Determinants Of The Demand For Real Money Balances And Its Stability In The Iraqi Economy For The Period ( 2003-2018)
Journal of Contemporary Issues in Business and Government,
2021, Volume 27, Issue 1, Pages 3698-3712
AbstractThis paper dealt with estimating and analyzing the determinants of demand for real cash balances and their stability in Iraq for the period (2003-2018).A stable demand on real cash balances function give the green light for the monetary policy maker to use money supply as an effective toolto achieve its goals. The econometric approach was used to estimate and then test the stability of the demand on real cash balances function.
The stationary test confirmed that some of our variables are stationary at level and others at the first difference. As our co-integration test revealed a long run relationships between the independent variables (exchange rate, Consumer price index, and Gross domestic product) and the real cash balances. According to that the ARDL model was used to estimate the short and the long run coefficients and the error correction parameter by using Eviews11. The results of the estimated model confirmed our hypothesis (The stability of the demand of real cash balances) as the results of CUSUM, and CUSUM SQ shows. This means the success of using money supply as an effective tool by the monetary policy maker.
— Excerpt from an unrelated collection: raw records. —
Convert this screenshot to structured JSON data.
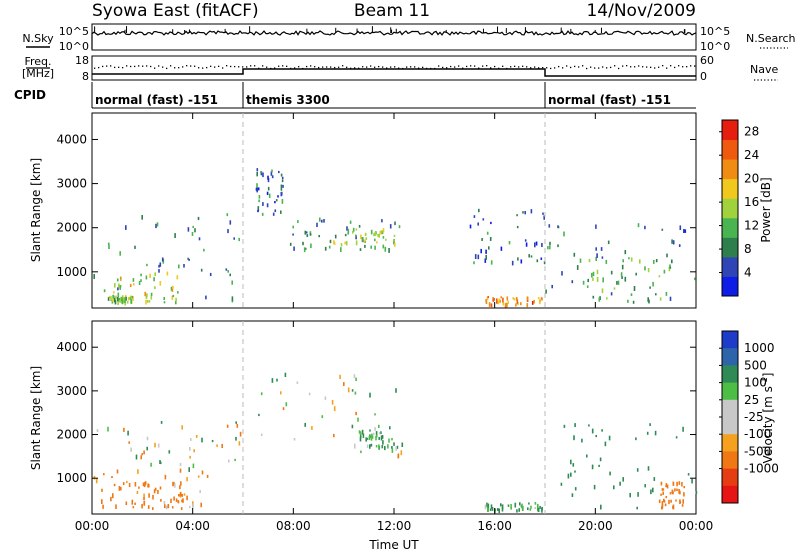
{
  "title": {
    "station": "Syowa East (fitACF)",
    "beam": "Beam 11",
    "date": "14/Nov/2009"
  },
  "panels": {
    "nsky": {
      "label": "N.Sky",
      "tick_top": "10^5",
      "tick_bottom": "10^0",
      "right_label": "N.Search",
      "right_tick_top": "10^5",
      "right_tick_bottom": "10^0",
      "right_legend_style": "dotted"
    },
    "freq": {
      "label_line1": "Freq.",
      "label_line2": "[MHz]",
      "tick_top": "18",
      "tick_bottom": "8",
      "right_label": "Nave",
      "right_tick_top": "60",
      "right_tick_bottom": "0",
      "right_legend_style": "dotted"
    },
    "cpid": {
      "label": "CPID",
      "segments": [
        {
          "name": "normal (fast) -151",
          "start_hour": 0,
          "end_hour": 6
        },
        {
          "name": "themis 3300",
          "start_hour": 6,
          "end_hour": 18
        },
        {
          "name": "normal (fast) -151",
          "start_hour": 18,
          "end_hour": 24
        }
      ]
    }
  },
  "chart_data": [
    {
      "type": "heatmap",
      "quantity": "power",
      "ylabel": "Slant Range [km]",
      "xlabel": "",
      "x_range_hours": [
        0,
        24
      ],
      "ylim": [
        180,
        4600
      ],
      "yticks": [
        1000,
        2000,
        3000,
        4000
      ],
      "xticks_hours": [
        0,
        4,
        8,
        12,
        16,
        20,
        24
      ],
      "colorbar": {
        "label": "Power [dB]",
        "range": [
          0,
          30
        ],
        "ticks": [
          "4",
          "8",
          "12",
          "16",
          "20",
          "24",
          "28"
        ],
        "colors": [
          "#0f1ee6",
          "#2f45b6",
          "#2f7f4e",
          "#49b450",
          "#9fd23c",
          "#f0c81e",
          "#f08c14",
          "#f05a0f",
          "#e61e0f"
        ]
      },
      "regions": [
        {
          "t0": 0.0,
          "t1": 6.0,
          "r0": 300,
          "r1": 2300,
          "value": 8
        },
        {
          "t0": 0.8,
          "t1": 3.6,
          "r0": 300,
          "r1": 1000,
          "value": 16
        },
        {
          "t0": 0.6,
          "t1": 1.6,
          "r0": 300,
          "r1": 450,
          "value": 14
        },
        {
          "t0": 6.5,
          "t1": 7.6,
          "r0": 2300,
          "r1": 3400,
          "value": 6
        },
        {
          "t0": 7.8,
          "t1": 12.3,
          "r0": 1500,
          "r1": 2200,
          "value": 8
        },
        {
          "t0": 9.4,
          "t1": 12.0,
          "r0": 1550,
          "r1": 2000,
          "value": 14
        },
        {
          "t0": 14.8,
          "t1": 18.0,
          "r0": 1200,
          "r1": 2400,
          "value": 6
        },
        {
          "t0": 15.6,
          "t1": 17.9,
          "r0": 250,
          "r1": 420,
          "value": 22
        },
        {
          "t0": 18.0,
          "t1": 24.0,
          "r0": 300,
          "r1": 2300,
          "value": 8
        },
        {
          "t0": 19.5,
          "t1": 23.0,
          "r0": 300,
          "r1": 1300,
          "value": 12
        }
      ]
    },
    {
      "type": "heatmap",
      "quantity": "velocity",
      "ylabel": "Slant Range [km]",
      "xlabel": "Time UT",
      "x_range_hours": [
        0,
        24
      ],
      "ylim": [
        180,
        4600
      ],
      "yticks": [
        1000,
        2000,
        3000,
        4000
      ],
      "xticks_hours": [
        0,
        4,
        8,
        12,
        16,
        20,
        24
      ],
      "xtick_labels": [
        "00:00",
        "04:00",
        "08:00",
        "12:00",
        "16:00",
        "20:00",
        "00:00"
      ],
      "colorbar": {
        "label": "Velocity [m s^-1]",
        "ticks": [
          "1000",
          "500",
          "100",
          "25",
          "-25",
          "-100",
          "-500",
          "-1000"
        ],
        "colors": [
          "#1e3cc8",
          "#2d64aa",
          "#2f8a55",
          "#4cbe46",
          "#c8c8c8",
          "#c8c8c8",
          "#f5a01e",
          "#f07814",
          "#e63c14",
          "#e61414"
        ]
      },
      "regions": [
        {
          "t0": 0.0,
          "t1": 4.8,
          "r0": 300,
          "r1": 1200,
          "value": -150
        },
        {
          "t0": 0.5,
          "t1": 3.6,
          "r0": 300,
          "r1": 900,
          "value": -300
        },
        {
          "t0": 0.0,
          "t1": 6.0,
          "r0": 1200,
          "r1": 2300,
          "value": 0
        },
        {
          "t0": 6.5,
          "t1": 12.3,
          "r0": 1500,
          "r1": 3400,
          "value": 0
        },
        {
          "t0": 10.5,
          "t1": 12.0,
          "r0": 1700,
          "r1": 2200,
          "value": 150
        },
        {
          "t0": 15.6,
          "t1": 17.9,
          "r0": 250,
          "r1": 420,
          "value": 150
        },
        {
          "t0": 18.0,
          "t1": 24.0,
          "r0": 300,
          "r1": 2300,
          "value": 300
        },
        {
          "t0": 22.5,
          "t1": 23.5,
          "r0": 300,
          "r1": 900,
          "value": -300
        }
      ]
    }
  ]
}
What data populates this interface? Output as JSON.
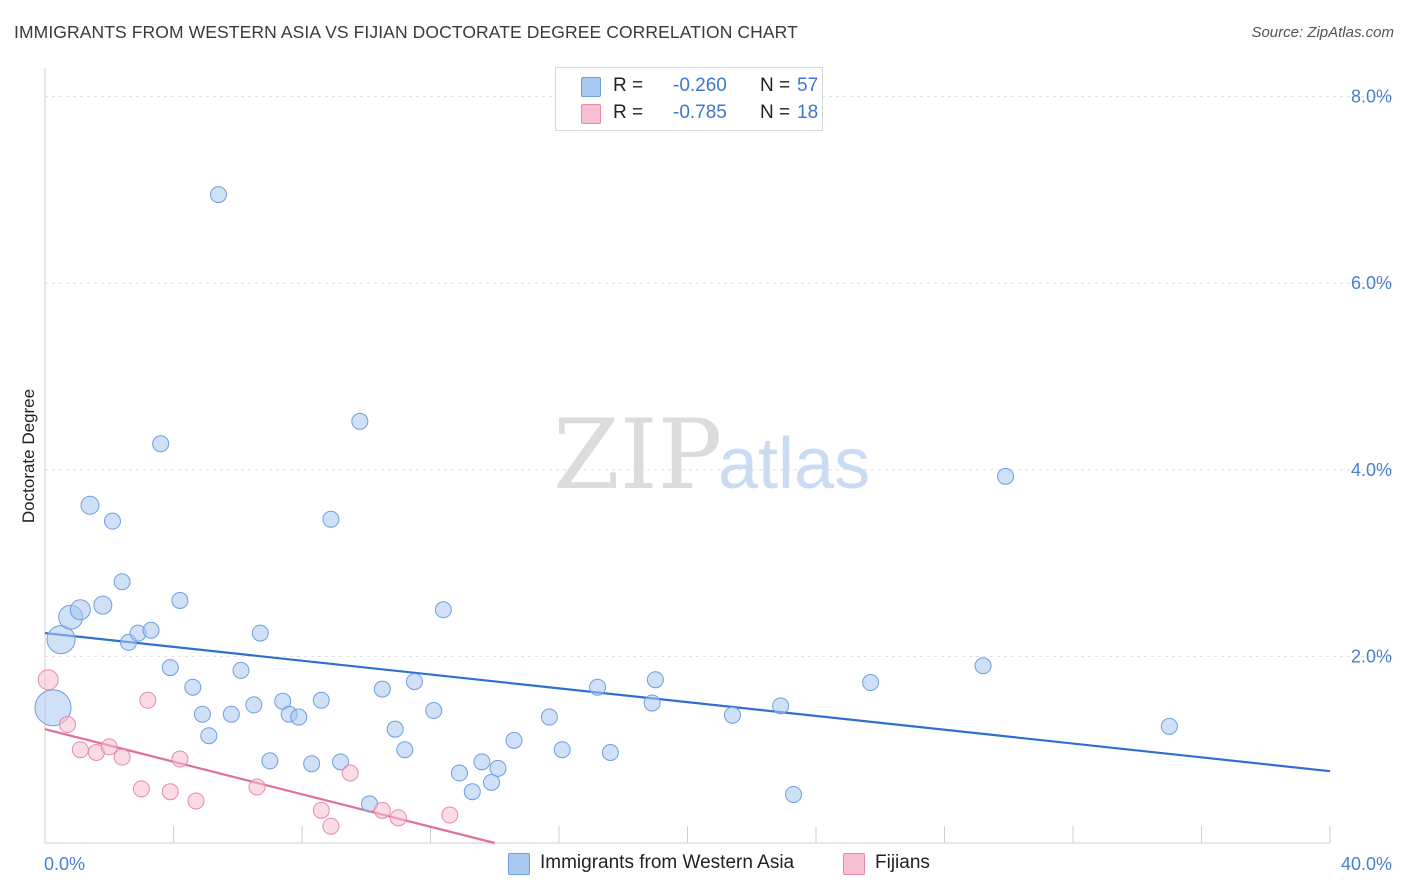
{
  "title": "IMMIGRANTS FROM WESTERN ASIA VS FIJIAN DOCTORATE DEGREE CORRELATION CHART",
  "source": "Source: ZipAtlas.com",
  "watermark": {
    "zip": "ZIP",
    "atlas": "atlas"
  },
  "legend": {
    "r_label": "R =",
    "n_label": "N =",
    "series": [
      {
        "r": "-0.260",
        "n": "57",
        "color": "#a9c8f0",
        "border": "#6d9fe0"
      },
      {
        "r": "-0.785",
        "n": "18",
        "color": "#f7bfd1",
        "border": "#e88aa8"
      }
    ]
  },
  "chart_data": {
    "type": "scatter",
    "title": "IMMIGRANTS FROM WESTERN ASIA VS FIJIAN DOCTORATE DEGREE CORRELATION CHART",
    "xlabel": "",
    "ylabel": "Doctorate Degree",
    "xlim": [
      0,
      40
    ],
    "ylim": [
      0,
      8.2
    ],
    "x_tick_labels": [
      "0.0%",
      "40.0%"
    ],
    "y_ticks": [
      2,
      4,
      6,
      8
    ],
    "y_tick_labels": [
      "2.0%",
      "4.0%",
      "6.0%",
      "8.0%"
    ],
    "series": [
      {
        "name": "Immigrants from Western Asia",
        "color": "#a9c8f0",
        "stroke": "#6d9fe0",
        "line_color": "#2f6fd0",
        "trend": {
          "x": [
            0,
            40
          ],
          "y": [
            2.25,
            0.77
          ]
        },
        "points": [
          [
            0.25,
            1.45,
            18
          ],
          [
            0.5,
            2.18,
            14
          ],
          [
            0.8,
            2.42,
            12
          ],
          [
            1.1,
            2.5,
            10
          ],
          [
            1.4,
            3.62,
            9
          ],
          [
            1.8,
            2.55,
            9
          ],
          [
            2.1,
            3.45,
            8
          ],
          [
            2.4,
            2.8,
            8
          ],
          [
            2.6,
            2.15,
            8
          ],
          [
            2.9,
            2.25,
            8
          ],
          [
            3.3,
            2.28,
            8
          ],
          [
            3.6,
            4.28,
            8
          ],
          [
            3.9,
            1.88,
            8
          ],
          [
            4.2,
            2.6,
            8
          ],
          [
            4.6,
            1.67,
            8
          ],
          [
            4.9,
            1.38,
            8
          ],
          [
            5.1,
            1.15,
            8
          ],
          [
            5.4,
            6.95,
            8
          ],
          [
            5.8,
            1.38,
            8
          ],
          [
            6.1,
            1.85,
            8
          ],
          [
            6.5,
            1.48,
            8
          ],
          [
            6.7,
            2.25,
            8
          ],
          [
            7.0,
            0.88,
            8
          ],
          [
            7.4,
            1.52,
            8
          ],
          [
            7.6,
            1.38,
            8
          ],
          [
            7.9,
            1.35,
            8
          ],
          [
            8.3,
            0.85,
            8
          ],
          [
            8.6,
            1.53,
            8
          ],
          [
            8.9,
            3.47,
            8
          ],
          [
            9.2,
            0.87,
            8
          ],
          [
            9.8,
            4.52,
            8
          ],
          [
            10.1,
            0.42,
            8
          ],
          [
            10.5,
            1.65,
            8
          ],
          [
            10.9,
            1.22,
            8
          ],
          [
            11.2,
            1.0,
            8
          ],
          [
            11.5,
            1.73,
            8
          ],
          [
            12.1,
            1.42,
            8
          ],
          [
            12.4,
            2.5,
            8
          ],
          [
            12.9,
            0.75,
            8
          ],
          [
            13.3,
            0.55,
            8
          ],
          [
            13.6,
            0.87,
            8
          ],
          [
            13.9,
            0.65,
            8
          ],
          [
            14.1,
            0.8,
            8
          ],
          [
            14.6,
            1.1,
            8
          ],
          [
            15.7,
            1.35,
            8
          ],
          [
            16.1,
            1.0,
            8
          ],
          [
            17.2,
            1.67,
            8
          ],
          [
            17.6,
            0.97,
            8
          ],
          [
            18.9,
            1.5,
            8
          ],
          [
            19.0,
            1.75,
            8
          ],
          [
            21.4,
            1.37,
            8
          ],
          [
            22.9,
            1.47,
            8
          ],
          [
            23.3,
            0.52,
            8
          ],
          [
            25.7,
            1.72,
            8
          ],
          [
            29.2,
            1.9,
            8
          ],
          [
            29.9,
            3.93,
            8
          ],
          [
            35.0,
            1.25,
            8
          ]
        ]
      },
      {
        "name": "Fijians",
        "color": "#f7bfd1",
        "stroke": "#e88aa8",
        "line_color": "#e0709a",
        "trend": {
          "x": [
            0,
            14.0
          ],
          "y": [
            1.22,
            0.0
          ]
        },
        "points": [
          [
            0.1,
            1.75,
            10
          ],
          [
            0.7,
            1.27,
            8
          ],
          [
            1.1,
            1.0,
            8
          ],
          [
            1.6,
            0.97,
            8
          ],
          [
            2.0,
            1.03,
            8
          ],
          [
            2.4,
            0.92,
            8
          ],
          [
            3.0,
            0.58,
            8
          ],
          [
            3.2,
            1.53,
            8
          ],
          [
            3.9,
            0.55,
            8
          ],
          [
            4.2,
            0.9,
            8
          ],
          [
            4.7,
            0.45,
            8
          ],
          [
            6.6,
            0.6,
            8
          ],
          [
            8.6,
            0.35,
            8
          ],
          [
            8.9,
            0.18,
            8
          ],
          [
            9.5,
            0.75,
            8
          ],
          [
            10.5,
            0.35,
            8
          ],
          [
            11.0,
            0.27,
            8
          ],
          [
            12.6,
            0.3,
            8
          ]
        ]
      }
    ]
  }
}
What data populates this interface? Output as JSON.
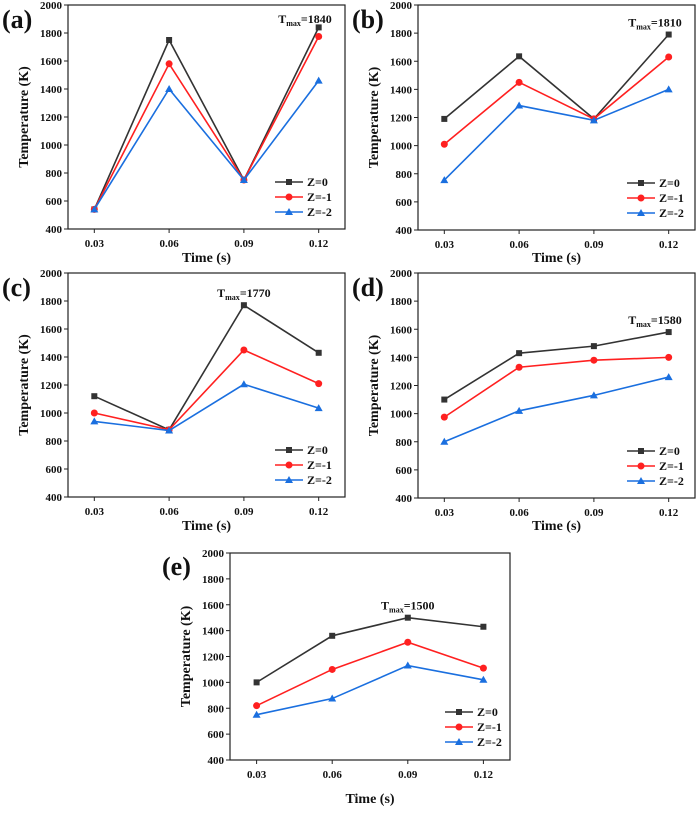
{
  "chart_data": [
    {
      "type": "line",
      "panel_label": "(a)",
      "annotation_prefix": "T",
      "annotation_sub": "max",
      "annotation_value": "=1840",
      "xlabel": "Time (s)",
      "ylabel": "Temperature (K)",
      "ylim": [
        400,
        2000
      ],
      "yticks": [
        400,
        600,
        800,
        1000,
        1200,
        1400,
        1600,
        1800,
        2000
      ],
      "categories": [
        "0.03",
        "0.06",
        "0.09",
        "0.12"
      ],
      "series": [
        {
          "name": "Z=0",
          "color": "#333333",
          "marker": "square",
          "values": [
            540,
            1750,
            750,
            1840
          ]
        },
        {
          "name": "Z=-1",
          "color": "#ff2020",
          "marker": "circle",
          "values": [
            540,
            1580,
            750,
            1775
          ]
        },
        {
          "name": "Z=-2",
          "color": "#1a6fdf",
          "marker": "triangle",
          "values": [
            540,
            1400,
            750,
            1460
          ]
        }
      ]
    },
    {
      "type": "line",
      "panel_label": "(b)",
      "annotation_prefix": "T",
      "annotation_sub": "max",
      "annotation_value": "=1810",
      "xlabel": "Time (s)",
      "ylabel": "Temperature (K)",
      "ylim": [
        400,
        2000
      ],
      "yticks": [
        400,
        600,
        800,
        1000,
        1200,
        1400,
        1600,
        1800,
        2000
      ],
      "categories": [
        "0.03",
        "0.06",
        "0.09",
        "0.12"
      ],
      "series": [
        {
          "name": "Z=0",
          "color": "#333333",
          "marker": "square",
          "values": [
            1190,
            1635,
            1190,
            1790
          ]
        },
        {
          "name": "Z=-1",
          "color": "#ff2020",
          "marker": "circle",
          "values": [
            1010,
            1450,
            1190,
            1630
          ]
        },
        {
          "name": "Z=-2",
          "color": "#1a6fdf",
          "marker": "triangle",
          "values": [
            755,
            1285,
            1180,
            1400
          ]
        }
      ]
    },
    {
      "type": "line",
      "panel_label": "(c)",
      "annotation_prefix": "T",
      "annotation_sub": "max",
      "annotation_value": "=1770",
      "xlabel": "Time (s)",
      "ylabel": "Temperature (K)",
      "ylim": [
        400,
        2000
      ],
      "yticks": [
        400,
        600,
        800,
        1000,
        1200,
        1400,
        1600,
        1800,
        2000
      ],
      "categories": [
        "0.03",
        "0.06",
        "0.09",
        "0.12"
      ],
      "series": [
        {
          "name": "Z=0",
          "color": "#333333",
          "marker": "square",
          "values": [
            1120,
            880,
            1770,
            1430
          ]
        },
        {
          "name": "Z=-1",
          "color": "#ff2020",
          "marker": "circle",
          "values": [
            1000,
            880,
            1450,
            1210
          ]
        },
        {
          "name": "Z=-2",
          "color": "#1a6fdf",
          "marker": "triangle",
          "values": [
            940,
            875,
            1205,
            1035
          ]
        }
      ]
    },
    {
      "type": "line",
      "panel_label": "(d)",
      "annotation_prefix": "T",
      "annotation_sub": "max",
      "annotation_value": "=1580",
      "xlabel": "Time (s)",
      "ylabel": "Temperature (K)",
      "ylim": [
        400,
        2000
      ],
      "yticks": [
        400,
        600,
        800,
        1000,
        1200,
        1400,
        1600,
        1800,
        2000
      ],
      "categories": [
        "0.03",
        "0.06",
        "0.09",
        "0.12"
      ],
      "series": [
        {
          "name": "Z=0",
          "color": "#333333",
          "marker": "square",
          "values": [
            1100,
            1430,
            1480,
            1580
          ]
        },
        {
          "name": "Z=-1",
          "color": "#ff2020",
          "marker": "circle",
          "values": [
            975,
            1330,
            1380,
            1400
          ]
        },
        {
          "name": "Z=-2",
          "color": "#1a6fdf",
          "marker": "triangle",
          "values": [
            800,
            1020,
            1130,
            1260
          ]
        }
      ]
    },
    {
      "type": "line",
      "panel_label": "(e)",
      "annotation_prefix": "T",
      "annotation_sub": "max",
      "annotation_value": "=1500",
      "xlabel": "Time (s)",
      "ylabel": "Temperature (K)",
      "ylim": [
        400,
        2000
      ],
      "yticks": [
        400,
        600,
        800,
        1000,
        1200,
        1400,
        1600,
        1800,
        2000
      ],
      "categories": [
        "0.03",
        "0.06",
        "0.09",
        "0.12"
      ],
      "series": [
        {
          "name": "Z=0",
          "color": "#333333",
          "marker": "square",
          "values": [
            1000,
            1360,
            1500,
            1430
          ]
        },
        {
          "name": "Z=-1",
          "color": "#ff2020",
          "marker": "circle",
          "values": [
            820,
            1100,
            1310,
            1110
          ]
        },
        {
          "name": "Z=-2",
          "color": "#1a6fdf",
          "marker": "triangle",
          "values": [
            750,
            875,
            1130,
            1020
          ]
        }
      ]
    }
  ]
}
The ARDL results reflects the significant of the independent variables parameters on the short and the long run economically and statistically. The adjustment coefficient was -0.20 which confirm the stability of the model if departed from the equilibrium level and will return back in 5 quarters. The model shows high capability in tracking the historical data. This confirmed the forecasting merit of the model. Five different scenarios postulated to simulate the answer to the What if question for the period 2019-2025. The result of the forecast shows strong sensitivity of the demand of real cash balances to the large shock in the Exchange rate, Consumer price index, and the contraction of the GDP. The combined effect of the strong shock in the independents variable will force the public to abandon the local currency and replace it with US dollar. This will weakened the effectiveness of using the money supply as an effective tool of the monetary policy.